A light, fluffy, 3-ingredient sponge cake with fresh peaches and cream filling, topped with a cloud of whipping cream. You’re going to love this recipe because it’s so delicious and super simple to make.
I came across the cake recipe on NatashasKitchen.com. I actually had to read the recipe twice because I didn’t think you could make a cake with only 3-ingredients. So, I gave it a try for myself and it turned out beautifully. Light and fluffy in texture, moist and rich in taste and made with just flour, eggs and sugar. A wonderful cake you can quickly put together anytime and dress up any way you want. What more can you ask for?

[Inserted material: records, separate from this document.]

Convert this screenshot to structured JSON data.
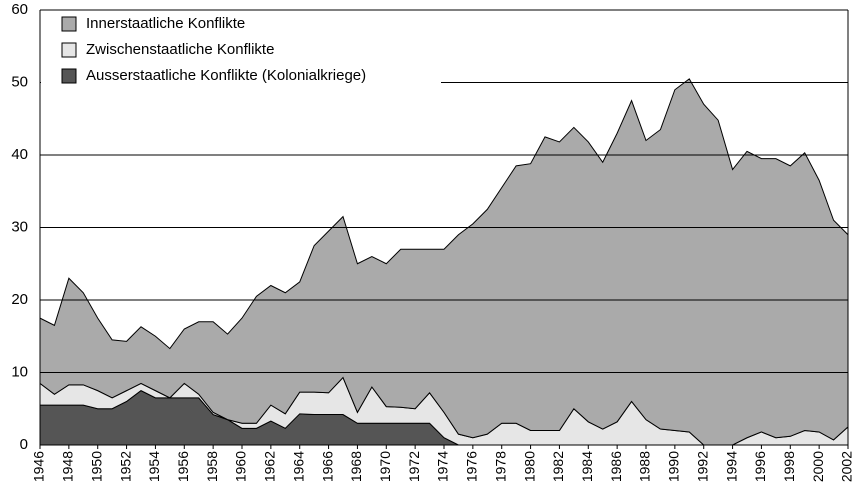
{
  "chart_data": {
    "type": "stacked_area",
    "x": [
      1946,
      1947,
      1948,
      1949,
      1950,
      1951,
      1952,
      1953,
      1954,
      1955,
      1956,
      1957,
      1958,
      1959,
      1960,
      1961,
      1962,
      1963,
      1964,
      1965,
      1966,
      1967,
      1968,
      1969,
      1970,
      1971,
      1972,
      1973,
      1974,
      1975,
      1976,
      1977,
      1978,
      1979,
      1980,
      1981,
      1982,
      1983,
      1984,
      1985,
      1986,
      1987,
      1988,
      1989,
      1990,
      1991,
      1992,
      1993,
      1994,
      1995,
      1996,
      1997,
      1998,
      1999,
      2000,
      2001,
      2002
    ],
    "series": [
      {
        "name": "Innerstaatliche Konflikte",
        "color": "#aaaaaa",
        "values": [
          9,
          9.5,
          14.7,
          12.7,
          10,
          8,
          6.8,
          7.8,
          7.5,
          6.8,
          7.5,
          10,
          12.5,
          11.8,
          14.5,
          17.5,
          16.5,
          16.7,
          15.2,
          20.2,
          22.3,
          22.2,
          20.5,
          18,
          19.7,
          21.8,
          22,
          19.8,
          22.5,
          27.5,
          29.5,
          31,
          32.5,
          35.5,
          36.8,
          40.5,
          39.8,
          38.8,
          38.6,
          36.8,
          39.8,
          41.5,
          38.5,
          41.3,
          47,
          48.7,
          47,
          44.8,
          38,
          39.5,
          37.7,
          38.5,
          37.3,
          38.3,
          34.7,
          30.3,
          26.5
        ]
      },
      {
        "name": "Zwischenstaatliche Konflikte",
        "color": "#e6e6e6",
        "values": [
          3,
          1.5,
          2.8,
          2.8,
          2.5,
          1.5,
          1.5,
          1,
          1,
          0,
          2,
          0.5,
          0.3,
          0,
          0.7,
          0.7,
          2.2,
          2,
          3,
          3.1,
          3,
          5.1,
          1.5,
          5,
          2.3,
          2.2,
          2,
          4.2,
          3.5,
          1.5,
          1,
          1.5,
          3,
          3,
          2,
          2,
          2,
          5,
          3.2,
          2.2,
          3.2,
          6,
          3.5,
          2.2,
          2,
          1.8,
          0,
          0,
          0,
          1,
          1.8,
          1,
          1.2,
          2,
          1.8,
          0.7,
          2.5
        ]
      },
      {
        "name": "Ausserstaatliche Konflikte (Kolonialkriege)",
        "color": "#555555",
        "values": [
          5.5,
          5.5,
          5.5,
          5.5,
          5,
          5,
          6,
          7.5,
          6.5,
          6.5,
          6.5,
          6.5,
          4.2,
          3.5,
          2.3,
          2.3,
          3.3,
          2.3,
          4.3,
          4.2,
          4.2,
          4.2,
          3,
          3,
          3,
          3,
          3,
          3,
          1,
          0,
          0,
          0,
          0,
          0,
          0,
          0,
          0,
          0,
          0,
          0,
          0,
          0,
          0,
          0,
          0,
          0,
          0,
          0,
          0,
          0,
          0,
          0,
          0,
          0,
          0,
          0,
          0
        ]
      }
    ],
    "xlim": [
      1946,
      2002
    ],
    "xticks": [
      1946,
      1948,
      1950,
      1952,
      1954,
      1956,
      1958,
      1960,
      1962,
      1964,
      1966,
      1968,
      1970,
      1972,
      1974,
      1976,
      1978,
      1980,
      1982,
      1984,
      1986,
      1988,
      1990,
      1992,
      1994,
      1996,
      1998,
      2000,
      2002
    ],
    "ylim": [
      0,
      60
    ],
    "yticks": [
      0,
      10,
      20,
      30,
      40,
      50,
      60
    ],
    "grid": true,
    "legend": "upper left"
  }
}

I filled the cake with some lovely fresh diced peaches, mixed with my favourite whipped cream topping. My go-to whipped cream recipe is 2 parts whipping cream and 1 part cream cheese. The cream cheese makes the frosting sturdier, so you can pipe it like you would buttercream and it will hold its form. It also adds a little bit of tanginess and richness to the frosting.
What makes this cake rise without any leavening agent is from whipping up the whole eggs with the sugar until light and frothy. Similar to a chiffon cake, but even simpler because you don’t have to separate the egg yolks from the egg whites. Then you just gently fold in the sifted flour until just combined and bake, easy as that.
Peaches and Cream Cake
6 large eggs, room temperature
1 cup sugar
1 cup all-purpose flour
1 pkg of cream cheese (8oz/250grams)
1/2 cup sugar
1 tsp vanilla
2 cups whipping cream
2 cups diced fresh peaches (you can also use canned)
1 sliced peach
1) Preheat oven to 350°F. Butter two 9″ round pans and line the bottom with parchment paper.

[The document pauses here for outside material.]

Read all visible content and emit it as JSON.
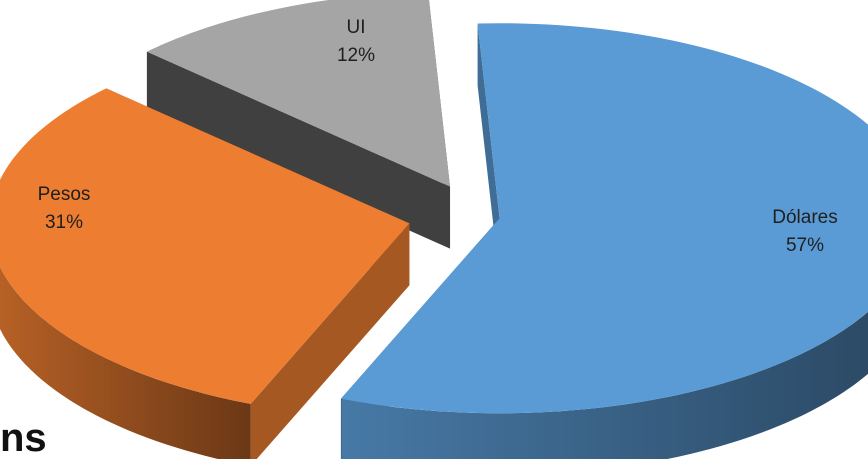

2) In a large bowl and using an electric mixer, beat the eggs and sugar on high for about 6 minutes until light and fluffy, or until tripled in volume.

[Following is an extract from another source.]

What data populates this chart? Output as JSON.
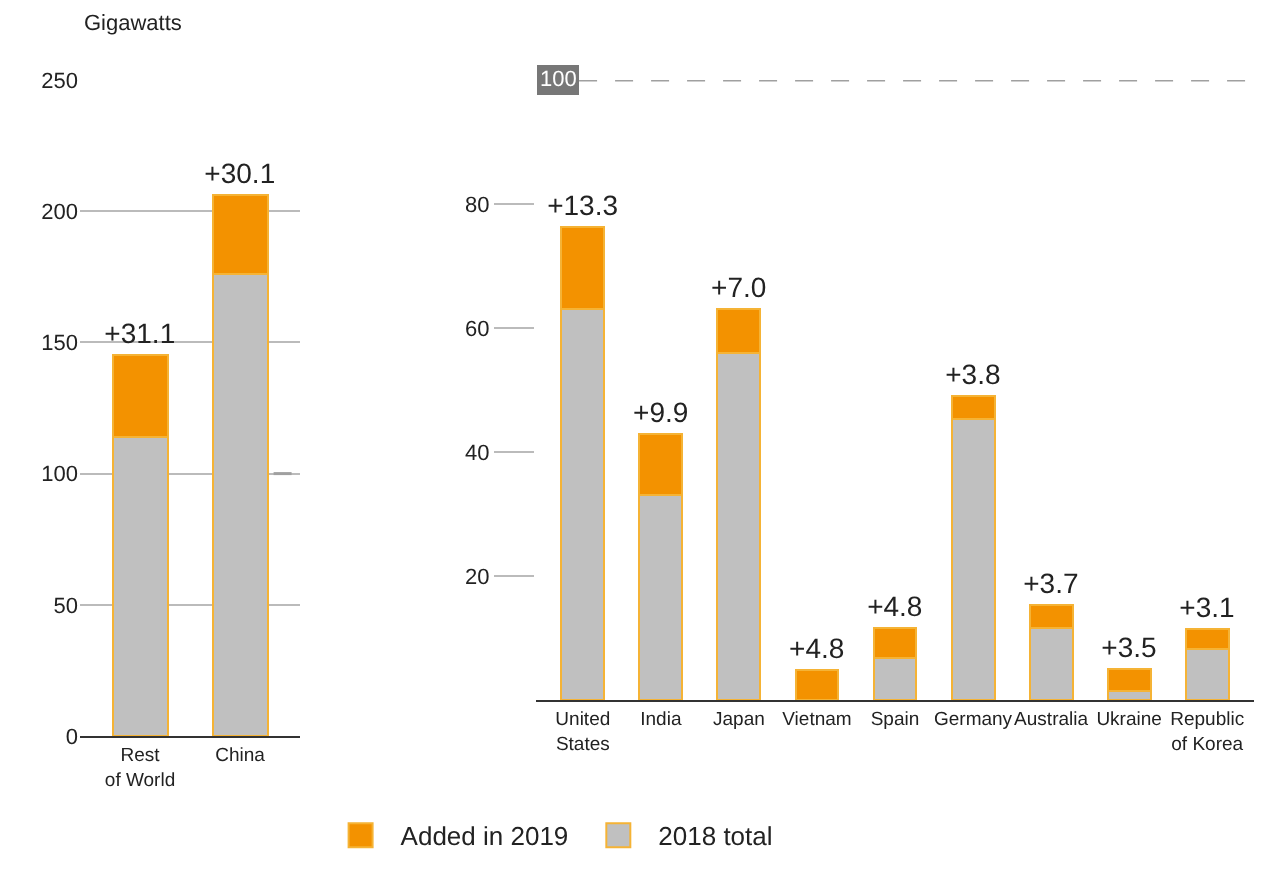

3) Sift in 1/3 of the flour at a time and gently fold with a rubber spatula until just combined. Do not over-mix as you want to keep as much of the volume as possible.
4) Divide the batter into the 2 prepared baking pans and bake for about 22-25 minutes or until the top is lightly browned. Let cool completely before frosting.
5) Using an electric mixer on medium speed, beat the cream cheese, sugar and vanilla until smooth. Slowly add the whipping cream and continue mixing until stiff peaks form.
6) Mix 1 cup of the whipped cream with the diced peaches and spread overtop of one of the cakes. Place the 2nd cake on top and pour the remaining whipped cream overtop and decorate with sliced peaches.